Horse manure to power Woolwich home of the King's Troop
The manure from horses in the King's Troop will be used to heat and light its new headquarters in south London.
The dung from the 170 animals of the Royal Horse Artillery will be made into pellets to generate bio-fuel, a Ministry of Defence spokesman said.
The regiment will use the fuel when it moves from St John's Wood to its new headquarters in Woolwich in 2011.
The MoD said the sustainable move was in line with the new government's target to reduce carbon emissions.
The King's Troop are a part of the Household Troops
Their duties include the firing of Royal Salutes in Hyde Park on both Royal anniversaries and State occasions as well as performing at ceremonies for the Queen's Life Guard at Horse Guards.

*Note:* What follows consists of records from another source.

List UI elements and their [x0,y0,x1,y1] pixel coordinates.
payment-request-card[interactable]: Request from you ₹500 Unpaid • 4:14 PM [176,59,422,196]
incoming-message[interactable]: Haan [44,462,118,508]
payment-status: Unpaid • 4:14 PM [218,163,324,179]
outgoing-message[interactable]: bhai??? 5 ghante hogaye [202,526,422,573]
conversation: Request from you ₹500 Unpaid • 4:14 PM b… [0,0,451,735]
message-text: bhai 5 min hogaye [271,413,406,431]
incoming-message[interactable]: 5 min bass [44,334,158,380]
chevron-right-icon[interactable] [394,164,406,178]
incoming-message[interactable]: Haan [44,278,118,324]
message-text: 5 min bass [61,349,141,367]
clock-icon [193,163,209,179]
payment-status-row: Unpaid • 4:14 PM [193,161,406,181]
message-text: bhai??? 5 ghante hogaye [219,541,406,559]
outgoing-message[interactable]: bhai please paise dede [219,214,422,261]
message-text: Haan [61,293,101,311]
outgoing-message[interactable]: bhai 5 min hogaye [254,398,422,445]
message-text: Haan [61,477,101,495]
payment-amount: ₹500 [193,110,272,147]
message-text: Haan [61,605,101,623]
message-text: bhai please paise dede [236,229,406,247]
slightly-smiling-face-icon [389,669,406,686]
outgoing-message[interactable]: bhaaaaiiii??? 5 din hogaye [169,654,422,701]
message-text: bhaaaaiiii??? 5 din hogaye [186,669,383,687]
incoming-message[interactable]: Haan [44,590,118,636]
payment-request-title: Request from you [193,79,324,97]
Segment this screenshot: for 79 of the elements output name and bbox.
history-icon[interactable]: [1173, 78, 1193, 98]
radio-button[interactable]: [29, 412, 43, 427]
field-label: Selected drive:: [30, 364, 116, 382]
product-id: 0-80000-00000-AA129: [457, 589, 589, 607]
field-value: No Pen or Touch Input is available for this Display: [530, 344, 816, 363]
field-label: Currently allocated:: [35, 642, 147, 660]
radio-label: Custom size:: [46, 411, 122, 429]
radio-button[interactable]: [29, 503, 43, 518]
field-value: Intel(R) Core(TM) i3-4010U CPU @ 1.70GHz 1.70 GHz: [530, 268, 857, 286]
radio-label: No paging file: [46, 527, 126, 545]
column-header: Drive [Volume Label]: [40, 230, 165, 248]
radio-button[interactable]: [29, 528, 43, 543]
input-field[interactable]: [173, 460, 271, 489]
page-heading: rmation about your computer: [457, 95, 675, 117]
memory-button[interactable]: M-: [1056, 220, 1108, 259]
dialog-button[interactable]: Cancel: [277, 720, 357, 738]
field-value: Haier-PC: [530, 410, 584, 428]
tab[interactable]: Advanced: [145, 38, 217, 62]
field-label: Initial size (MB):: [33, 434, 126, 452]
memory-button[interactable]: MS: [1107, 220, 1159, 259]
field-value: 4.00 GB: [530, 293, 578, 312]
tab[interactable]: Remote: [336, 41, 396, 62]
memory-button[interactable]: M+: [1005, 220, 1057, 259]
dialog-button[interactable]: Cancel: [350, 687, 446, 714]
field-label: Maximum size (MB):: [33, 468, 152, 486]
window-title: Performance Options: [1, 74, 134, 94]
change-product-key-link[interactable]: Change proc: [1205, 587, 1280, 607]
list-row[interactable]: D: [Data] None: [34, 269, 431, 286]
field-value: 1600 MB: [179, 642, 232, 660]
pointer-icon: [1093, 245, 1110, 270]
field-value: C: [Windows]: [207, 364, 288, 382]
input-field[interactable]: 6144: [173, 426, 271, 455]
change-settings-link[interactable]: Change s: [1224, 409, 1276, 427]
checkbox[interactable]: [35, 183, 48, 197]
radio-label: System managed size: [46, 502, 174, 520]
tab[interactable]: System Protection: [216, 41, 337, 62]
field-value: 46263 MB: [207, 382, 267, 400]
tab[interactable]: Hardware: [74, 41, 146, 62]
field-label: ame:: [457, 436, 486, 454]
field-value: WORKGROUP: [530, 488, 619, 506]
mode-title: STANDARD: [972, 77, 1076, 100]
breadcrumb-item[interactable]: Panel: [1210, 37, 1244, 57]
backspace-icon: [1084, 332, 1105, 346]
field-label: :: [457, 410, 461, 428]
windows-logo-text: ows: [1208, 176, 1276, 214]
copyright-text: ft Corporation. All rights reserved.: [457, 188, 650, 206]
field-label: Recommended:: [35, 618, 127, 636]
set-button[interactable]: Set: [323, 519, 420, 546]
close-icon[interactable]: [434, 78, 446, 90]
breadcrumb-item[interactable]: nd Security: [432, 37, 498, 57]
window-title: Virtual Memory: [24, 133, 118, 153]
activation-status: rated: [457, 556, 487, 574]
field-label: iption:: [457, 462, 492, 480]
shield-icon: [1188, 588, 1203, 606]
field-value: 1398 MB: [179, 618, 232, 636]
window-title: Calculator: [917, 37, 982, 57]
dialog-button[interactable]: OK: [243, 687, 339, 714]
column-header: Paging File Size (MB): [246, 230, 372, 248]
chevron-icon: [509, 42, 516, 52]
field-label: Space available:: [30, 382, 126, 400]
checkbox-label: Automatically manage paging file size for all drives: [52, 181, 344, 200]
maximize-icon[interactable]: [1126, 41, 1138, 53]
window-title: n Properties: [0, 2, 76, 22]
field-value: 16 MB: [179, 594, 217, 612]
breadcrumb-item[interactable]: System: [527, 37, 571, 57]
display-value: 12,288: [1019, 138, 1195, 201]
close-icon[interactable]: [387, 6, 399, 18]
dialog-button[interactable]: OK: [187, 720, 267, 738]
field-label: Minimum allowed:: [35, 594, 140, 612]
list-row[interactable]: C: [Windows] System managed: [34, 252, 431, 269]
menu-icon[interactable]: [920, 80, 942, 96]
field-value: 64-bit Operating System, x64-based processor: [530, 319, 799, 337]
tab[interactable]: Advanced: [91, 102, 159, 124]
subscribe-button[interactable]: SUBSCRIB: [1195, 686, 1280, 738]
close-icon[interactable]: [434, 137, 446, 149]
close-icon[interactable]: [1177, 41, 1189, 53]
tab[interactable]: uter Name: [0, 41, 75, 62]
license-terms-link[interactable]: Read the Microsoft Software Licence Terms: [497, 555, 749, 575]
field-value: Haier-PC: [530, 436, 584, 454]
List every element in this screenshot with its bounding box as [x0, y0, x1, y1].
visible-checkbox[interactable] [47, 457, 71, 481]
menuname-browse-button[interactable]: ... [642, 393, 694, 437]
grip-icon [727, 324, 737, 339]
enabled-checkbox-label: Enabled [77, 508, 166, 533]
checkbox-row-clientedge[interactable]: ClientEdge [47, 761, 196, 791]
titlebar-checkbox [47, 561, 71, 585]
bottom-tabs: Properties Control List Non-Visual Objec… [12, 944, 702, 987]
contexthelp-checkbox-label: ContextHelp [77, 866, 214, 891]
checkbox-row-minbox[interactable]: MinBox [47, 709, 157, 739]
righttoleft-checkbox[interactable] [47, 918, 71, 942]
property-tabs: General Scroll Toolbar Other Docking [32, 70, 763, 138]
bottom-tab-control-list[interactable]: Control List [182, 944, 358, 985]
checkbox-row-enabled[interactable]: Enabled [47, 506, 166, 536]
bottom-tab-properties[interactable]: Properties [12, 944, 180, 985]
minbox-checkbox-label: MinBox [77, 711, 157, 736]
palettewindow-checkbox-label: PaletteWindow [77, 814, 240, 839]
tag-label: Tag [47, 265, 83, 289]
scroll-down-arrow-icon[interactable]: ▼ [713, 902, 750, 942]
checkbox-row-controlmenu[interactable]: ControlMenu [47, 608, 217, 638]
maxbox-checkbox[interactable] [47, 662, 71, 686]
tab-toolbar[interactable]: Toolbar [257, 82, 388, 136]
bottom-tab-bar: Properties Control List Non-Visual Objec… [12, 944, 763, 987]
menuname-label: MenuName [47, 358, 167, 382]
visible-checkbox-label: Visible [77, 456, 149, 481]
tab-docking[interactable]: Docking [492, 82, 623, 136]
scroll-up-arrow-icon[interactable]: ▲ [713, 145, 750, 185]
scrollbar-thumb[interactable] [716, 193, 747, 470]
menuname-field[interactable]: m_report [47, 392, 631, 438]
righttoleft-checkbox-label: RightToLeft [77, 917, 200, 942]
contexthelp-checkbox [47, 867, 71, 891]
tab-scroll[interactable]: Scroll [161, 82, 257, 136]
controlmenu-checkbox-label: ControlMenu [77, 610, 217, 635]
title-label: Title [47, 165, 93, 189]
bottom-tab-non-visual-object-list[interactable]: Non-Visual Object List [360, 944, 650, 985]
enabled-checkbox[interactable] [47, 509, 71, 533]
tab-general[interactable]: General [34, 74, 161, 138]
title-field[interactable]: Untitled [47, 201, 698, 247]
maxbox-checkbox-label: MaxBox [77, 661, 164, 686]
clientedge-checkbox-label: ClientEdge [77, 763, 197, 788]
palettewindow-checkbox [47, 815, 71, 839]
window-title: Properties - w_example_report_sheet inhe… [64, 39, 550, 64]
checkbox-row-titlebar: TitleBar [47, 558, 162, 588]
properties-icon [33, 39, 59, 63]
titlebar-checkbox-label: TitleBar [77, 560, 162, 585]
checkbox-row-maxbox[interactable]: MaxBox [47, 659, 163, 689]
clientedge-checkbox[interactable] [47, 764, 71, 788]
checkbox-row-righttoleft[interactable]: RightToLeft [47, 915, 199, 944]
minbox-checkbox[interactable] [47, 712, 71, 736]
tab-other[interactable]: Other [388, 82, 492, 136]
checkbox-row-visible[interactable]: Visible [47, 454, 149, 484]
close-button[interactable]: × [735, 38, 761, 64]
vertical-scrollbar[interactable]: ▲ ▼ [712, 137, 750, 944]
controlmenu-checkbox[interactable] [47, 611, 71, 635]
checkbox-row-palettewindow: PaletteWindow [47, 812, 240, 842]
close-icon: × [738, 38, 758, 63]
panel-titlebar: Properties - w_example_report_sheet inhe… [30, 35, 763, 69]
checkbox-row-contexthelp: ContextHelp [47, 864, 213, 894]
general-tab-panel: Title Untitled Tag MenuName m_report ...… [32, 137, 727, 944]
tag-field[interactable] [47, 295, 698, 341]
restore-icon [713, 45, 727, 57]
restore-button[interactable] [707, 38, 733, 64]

The regiment's new home in Napier Lines will provide stables and indoor and outdoor training facilities for the 170 horses.
The new building will also have a viewing gallery, regimental offices, a museum, gun park and forge and will house the troop's historic gun carriages which are used for royal ceremonies.
Both horse manure and bedding from the stables will be processed into bio-fuel.
A MoD spokesman said: "The MOD encourages innovation by our people and suppliers, including measures to promote sustainability wherever possible.
"The MOD is fully committed to the government's sustainable development agenda and to aggressive reductions in carbon emissions. In 2008/09 the MOD met the goal to reduce emissions by 12.5%, compared to 1999/00 levels, two years ahead of the target date."